5. Les repères affectifs et leurs transformations
Avec les palpeurs, l'aide des siens, la personne se meut dans le monde. Très vite aussi, elle met en place des repères affectifs qui lui permettent d'imaginer comment se situer dans le monde.
Les repères affectifs se présentent sous la forme d'objets, d'espaces, de personnages, de situation même. Ils prennent leur consistance à travers la répétition de leur utilisation, grâce à la force de l'habitude. Imaginaires ou réels, ils donnent une apparence, une forme à notre vie. Ils contribuent à un agencement de nos pensées. Ils participent à notre structure émotionnelle, notre labyrinthe intime, notre charabia. Les repères sont les étoiles de notre monde intérieur, ils le sous-tendent : ils sont de l'émotion, de l'intermédiaire entre soi et les autres.

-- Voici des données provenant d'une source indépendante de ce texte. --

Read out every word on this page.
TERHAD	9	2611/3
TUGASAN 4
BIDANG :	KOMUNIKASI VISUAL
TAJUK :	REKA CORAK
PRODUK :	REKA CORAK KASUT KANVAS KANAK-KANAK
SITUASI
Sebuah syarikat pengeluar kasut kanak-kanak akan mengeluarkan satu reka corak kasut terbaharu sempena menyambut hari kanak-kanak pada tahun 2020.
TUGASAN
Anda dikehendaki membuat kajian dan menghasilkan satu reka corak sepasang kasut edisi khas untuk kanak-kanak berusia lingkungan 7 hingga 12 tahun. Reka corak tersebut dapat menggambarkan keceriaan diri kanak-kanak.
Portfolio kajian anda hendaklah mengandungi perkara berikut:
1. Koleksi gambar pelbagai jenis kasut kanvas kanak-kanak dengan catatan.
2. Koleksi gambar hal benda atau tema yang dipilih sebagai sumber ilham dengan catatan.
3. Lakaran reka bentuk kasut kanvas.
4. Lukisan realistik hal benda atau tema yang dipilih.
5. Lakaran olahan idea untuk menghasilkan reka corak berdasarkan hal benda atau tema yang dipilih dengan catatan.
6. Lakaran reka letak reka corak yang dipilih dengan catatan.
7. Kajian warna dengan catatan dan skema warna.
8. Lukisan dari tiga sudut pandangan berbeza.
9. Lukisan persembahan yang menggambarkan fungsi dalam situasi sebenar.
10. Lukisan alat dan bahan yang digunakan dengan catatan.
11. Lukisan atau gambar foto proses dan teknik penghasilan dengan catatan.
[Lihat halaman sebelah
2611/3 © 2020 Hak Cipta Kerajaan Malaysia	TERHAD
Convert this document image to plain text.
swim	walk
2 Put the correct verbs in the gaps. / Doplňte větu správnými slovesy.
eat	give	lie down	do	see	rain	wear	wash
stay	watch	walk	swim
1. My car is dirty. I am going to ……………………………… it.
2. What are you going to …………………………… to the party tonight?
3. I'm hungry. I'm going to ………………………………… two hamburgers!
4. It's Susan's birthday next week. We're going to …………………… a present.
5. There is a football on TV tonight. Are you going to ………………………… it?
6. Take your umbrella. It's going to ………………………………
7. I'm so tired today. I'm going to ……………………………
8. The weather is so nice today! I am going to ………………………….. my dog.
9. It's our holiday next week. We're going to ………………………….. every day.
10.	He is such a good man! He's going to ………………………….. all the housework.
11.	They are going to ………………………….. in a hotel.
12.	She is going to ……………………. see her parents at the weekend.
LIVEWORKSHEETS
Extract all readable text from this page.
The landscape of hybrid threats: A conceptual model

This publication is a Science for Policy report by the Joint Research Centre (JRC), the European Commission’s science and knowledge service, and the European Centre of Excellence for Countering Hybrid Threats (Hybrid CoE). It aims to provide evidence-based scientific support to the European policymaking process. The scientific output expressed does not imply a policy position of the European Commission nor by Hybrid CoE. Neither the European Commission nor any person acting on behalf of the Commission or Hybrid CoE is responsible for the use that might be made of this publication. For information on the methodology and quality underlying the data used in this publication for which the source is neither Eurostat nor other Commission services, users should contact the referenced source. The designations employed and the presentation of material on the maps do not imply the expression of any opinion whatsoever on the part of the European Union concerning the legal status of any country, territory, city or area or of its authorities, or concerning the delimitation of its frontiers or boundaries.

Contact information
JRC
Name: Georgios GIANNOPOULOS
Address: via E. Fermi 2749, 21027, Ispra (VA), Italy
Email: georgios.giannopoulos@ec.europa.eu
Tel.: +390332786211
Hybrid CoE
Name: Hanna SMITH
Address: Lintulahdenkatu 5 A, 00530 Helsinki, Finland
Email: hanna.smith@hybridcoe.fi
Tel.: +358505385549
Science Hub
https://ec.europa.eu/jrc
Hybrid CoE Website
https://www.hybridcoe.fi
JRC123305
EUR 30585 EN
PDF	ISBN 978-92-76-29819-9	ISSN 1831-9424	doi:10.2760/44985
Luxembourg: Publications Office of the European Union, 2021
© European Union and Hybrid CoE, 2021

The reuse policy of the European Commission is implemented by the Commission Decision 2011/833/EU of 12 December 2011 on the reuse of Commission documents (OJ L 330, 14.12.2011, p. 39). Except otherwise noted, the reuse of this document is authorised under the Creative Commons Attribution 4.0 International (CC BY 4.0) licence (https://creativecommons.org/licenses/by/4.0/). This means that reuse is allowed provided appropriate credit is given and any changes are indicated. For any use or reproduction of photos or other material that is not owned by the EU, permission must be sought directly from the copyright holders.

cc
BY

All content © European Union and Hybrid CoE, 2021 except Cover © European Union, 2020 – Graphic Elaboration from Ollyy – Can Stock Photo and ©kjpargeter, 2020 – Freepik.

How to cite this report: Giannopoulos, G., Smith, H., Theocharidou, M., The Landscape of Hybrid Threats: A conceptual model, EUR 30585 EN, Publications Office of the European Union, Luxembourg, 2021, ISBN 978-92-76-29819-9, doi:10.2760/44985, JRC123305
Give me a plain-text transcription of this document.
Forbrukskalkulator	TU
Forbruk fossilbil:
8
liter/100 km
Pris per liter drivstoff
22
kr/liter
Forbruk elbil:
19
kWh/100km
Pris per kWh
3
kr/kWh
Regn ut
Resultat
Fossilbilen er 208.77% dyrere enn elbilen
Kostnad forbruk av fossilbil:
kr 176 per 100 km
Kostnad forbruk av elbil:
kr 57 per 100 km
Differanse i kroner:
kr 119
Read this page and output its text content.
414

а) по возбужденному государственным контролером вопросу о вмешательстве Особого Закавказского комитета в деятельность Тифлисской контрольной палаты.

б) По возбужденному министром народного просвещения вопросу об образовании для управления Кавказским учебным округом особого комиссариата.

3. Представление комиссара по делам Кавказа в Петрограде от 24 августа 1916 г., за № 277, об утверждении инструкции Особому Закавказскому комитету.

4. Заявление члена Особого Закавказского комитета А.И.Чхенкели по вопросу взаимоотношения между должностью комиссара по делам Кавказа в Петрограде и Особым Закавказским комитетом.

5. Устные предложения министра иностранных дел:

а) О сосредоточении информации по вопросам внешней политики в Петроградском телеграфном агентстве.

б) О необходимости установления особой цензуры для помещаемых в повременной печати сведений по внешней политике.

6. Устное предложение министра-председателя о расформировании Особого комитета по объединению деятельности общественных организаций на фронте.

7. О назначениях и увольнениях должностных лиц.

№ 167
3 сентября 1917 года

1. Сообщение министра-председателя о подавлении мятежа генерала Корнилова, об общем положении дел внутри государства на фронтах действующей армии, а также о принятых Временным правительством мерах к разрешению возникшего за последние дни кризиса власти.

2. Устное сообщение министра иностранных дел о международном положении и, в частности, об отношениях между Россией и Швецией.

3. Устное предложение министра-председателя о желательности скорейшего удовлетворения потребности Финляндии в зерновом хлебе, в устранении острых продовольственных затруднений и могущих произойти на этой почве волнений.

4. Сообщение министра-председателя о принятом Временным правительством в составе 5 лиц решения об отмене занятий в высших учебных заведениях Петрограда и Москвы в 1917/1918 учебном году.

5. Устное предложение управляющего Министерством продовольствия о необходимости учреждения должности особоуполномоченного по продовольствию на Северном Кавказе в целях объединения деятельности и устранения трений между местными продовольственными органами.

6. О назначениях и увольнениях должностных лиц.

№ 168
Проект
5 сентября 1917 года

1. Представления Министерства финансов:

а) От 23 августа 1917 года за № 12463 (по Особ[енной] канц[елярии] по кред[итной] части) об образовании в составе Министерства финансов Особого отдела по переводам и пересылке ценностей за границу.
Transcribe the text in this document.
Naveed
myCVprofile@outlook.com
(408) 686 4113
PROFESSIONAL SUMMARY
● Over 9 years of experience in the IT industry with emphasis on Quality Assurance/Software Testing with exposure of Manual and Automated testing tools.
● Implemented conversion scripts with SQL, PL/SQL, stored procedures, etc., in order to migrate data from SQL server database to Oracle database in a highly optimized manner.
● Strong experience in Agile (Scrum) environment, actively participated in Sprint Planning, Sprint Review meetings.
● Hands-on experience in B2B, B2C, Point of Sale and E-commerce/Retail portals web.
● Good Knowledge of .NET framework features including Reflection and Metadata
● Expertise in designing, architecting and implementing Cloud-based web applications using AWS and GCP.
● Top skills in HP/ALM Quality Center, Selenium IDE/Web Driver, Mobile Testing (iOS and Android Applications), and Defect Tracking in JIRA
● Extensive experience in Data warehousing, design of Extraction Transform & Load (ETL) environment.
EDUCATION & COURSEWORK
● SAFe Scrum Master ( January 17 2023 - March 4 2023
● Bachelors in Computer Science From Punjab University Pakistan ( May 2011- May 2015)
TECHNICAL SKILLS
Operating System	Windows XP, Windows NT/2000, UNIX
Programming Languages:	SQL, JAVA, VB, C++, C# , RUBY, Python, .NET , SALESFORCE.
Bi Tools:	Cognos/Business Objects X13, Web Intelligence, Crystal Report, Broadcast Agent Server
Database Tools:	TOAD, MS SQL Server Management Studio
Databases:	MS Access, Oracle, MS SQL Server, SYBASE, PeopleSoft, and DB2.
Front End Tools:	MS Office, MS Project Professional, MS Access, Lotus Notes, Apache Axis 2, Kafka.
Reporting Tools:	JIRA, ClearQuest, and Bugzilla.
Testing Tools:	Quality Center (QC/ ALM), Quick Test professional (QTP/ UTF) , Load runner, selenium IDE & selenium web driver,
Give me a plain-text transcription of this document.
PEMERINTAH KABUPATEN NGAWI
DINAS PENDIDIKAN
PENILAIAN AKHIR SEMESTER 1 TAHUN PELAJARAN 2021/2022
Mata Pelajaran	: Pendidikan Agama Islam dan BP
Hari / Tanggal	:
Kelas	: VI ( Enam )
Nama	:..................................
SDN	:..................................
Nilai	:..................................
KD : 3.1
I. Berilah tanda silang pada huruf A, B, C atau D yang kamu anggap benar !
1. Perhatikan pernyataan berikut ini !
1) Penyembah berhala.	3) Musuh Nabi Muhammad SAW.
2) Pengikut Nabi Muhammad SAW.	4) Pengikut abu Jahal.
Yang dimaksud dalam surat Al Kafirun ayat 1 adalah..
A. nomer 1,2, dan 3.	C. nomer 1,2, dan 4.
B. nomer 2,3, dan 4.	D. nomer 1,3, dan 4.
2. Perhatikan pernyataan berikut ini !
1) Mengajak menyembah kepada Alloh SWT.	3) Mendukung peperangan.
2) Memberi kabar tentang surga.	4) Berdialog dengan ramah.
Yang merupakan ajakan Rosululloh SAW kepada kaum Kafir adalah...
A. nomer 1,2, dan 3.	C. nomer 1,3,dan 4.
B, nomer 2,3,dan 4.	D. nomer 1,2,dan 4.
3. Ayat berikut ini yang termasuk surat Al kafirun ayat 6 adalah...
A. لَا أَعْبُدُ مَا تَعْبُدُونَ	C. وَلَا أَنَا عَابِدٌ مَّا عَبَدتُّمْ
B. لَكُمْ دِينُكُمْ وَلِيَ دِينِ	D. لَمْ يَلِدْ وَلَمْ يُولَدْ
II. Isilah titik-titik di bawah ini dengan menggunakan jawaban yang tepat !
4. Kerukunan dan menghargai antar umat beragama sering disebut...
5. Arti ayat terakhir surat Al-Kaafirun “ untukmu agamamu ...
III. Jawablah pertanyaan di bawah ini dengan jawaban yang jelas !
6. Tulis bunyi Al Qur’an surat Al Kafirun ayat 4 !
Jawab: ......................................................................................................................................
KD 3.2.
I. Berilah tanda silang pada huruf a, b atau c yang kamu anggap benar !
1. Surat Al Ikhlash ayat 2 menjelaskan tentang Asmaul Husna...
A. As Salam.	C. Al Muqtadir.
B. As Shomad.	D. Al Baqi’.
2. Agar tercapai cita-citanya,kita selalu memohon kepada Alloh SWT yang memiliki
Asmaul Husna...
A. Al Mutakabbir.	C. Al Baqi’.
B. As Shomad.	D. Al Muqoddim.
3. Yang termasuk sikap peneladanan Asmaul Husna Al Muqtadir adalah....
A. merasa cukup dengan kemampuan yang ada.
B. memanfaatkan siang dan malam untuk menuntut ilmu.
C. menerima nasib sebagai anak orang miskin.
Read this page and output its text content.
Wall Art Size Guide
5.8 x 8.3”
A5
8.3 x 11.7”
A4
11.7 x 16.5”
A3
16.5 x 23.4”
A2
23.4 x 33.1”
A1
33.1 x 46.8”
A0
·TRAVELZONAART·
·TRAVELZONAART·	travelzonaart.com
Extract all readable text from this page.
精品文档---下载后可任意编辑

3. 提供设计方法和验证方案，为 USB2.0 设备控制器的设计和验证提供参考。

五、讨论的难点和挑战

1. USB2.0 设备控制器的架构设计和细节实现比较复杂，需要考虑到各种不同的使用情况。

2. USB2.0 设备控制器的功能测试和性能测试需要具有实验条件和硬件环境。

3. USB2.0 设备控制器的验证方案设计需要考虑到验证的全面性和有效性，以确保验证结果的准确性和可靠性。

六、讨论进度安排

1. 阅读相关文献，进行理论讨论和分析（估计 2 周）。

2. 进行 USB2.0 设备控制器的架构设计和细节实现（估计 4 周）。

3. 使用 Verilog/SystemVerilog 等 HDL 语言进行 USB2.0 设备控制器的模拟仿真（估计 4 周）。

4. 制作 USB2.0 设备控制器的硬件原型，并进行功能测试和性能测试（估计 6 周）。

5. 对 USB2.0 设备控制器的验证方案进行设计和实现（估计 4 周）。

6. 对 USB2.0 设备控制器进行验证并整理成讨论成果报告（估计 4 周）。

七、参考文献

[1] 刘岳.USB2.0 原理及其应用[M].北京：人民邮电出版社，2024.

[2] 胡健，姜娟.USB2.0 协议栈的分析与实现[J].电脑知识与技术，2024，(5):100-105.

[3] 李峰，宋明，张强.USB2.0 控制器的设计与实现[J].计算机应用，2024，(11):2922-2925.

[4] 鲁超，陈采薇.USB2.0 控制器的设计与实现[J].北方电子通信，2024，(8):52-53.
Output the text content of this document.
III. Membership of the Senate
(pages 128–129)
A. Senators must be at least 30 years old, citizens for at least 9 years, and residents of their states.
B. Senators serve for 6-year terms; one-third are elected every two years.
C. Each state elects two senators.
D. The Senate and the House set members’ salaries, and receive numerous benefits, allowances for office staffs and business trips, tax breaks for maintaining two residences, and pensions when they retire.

Ancrés dans la mémoire de nos cinq sens, ils sont une mémoire vivante, spatiale, multidimensionnelle de nos expériences anciennes. Tel vieux fauteuil nous rassure par sa présence. Telle attitude de l'autre nous inquiète car nous croyons y retrouver une attitude dangereuse reconnue dans d'autres circonstances. Les grands immeubles modernes des années 1960 sont inquiétants par leur manque de repères.
Le premier repère devant nos yeux est le corps, le corps de la mère, son visage, notre propre corps. Nos doigts de pieds, nos mains sont les premiers compagnons mobiles de notre environnement.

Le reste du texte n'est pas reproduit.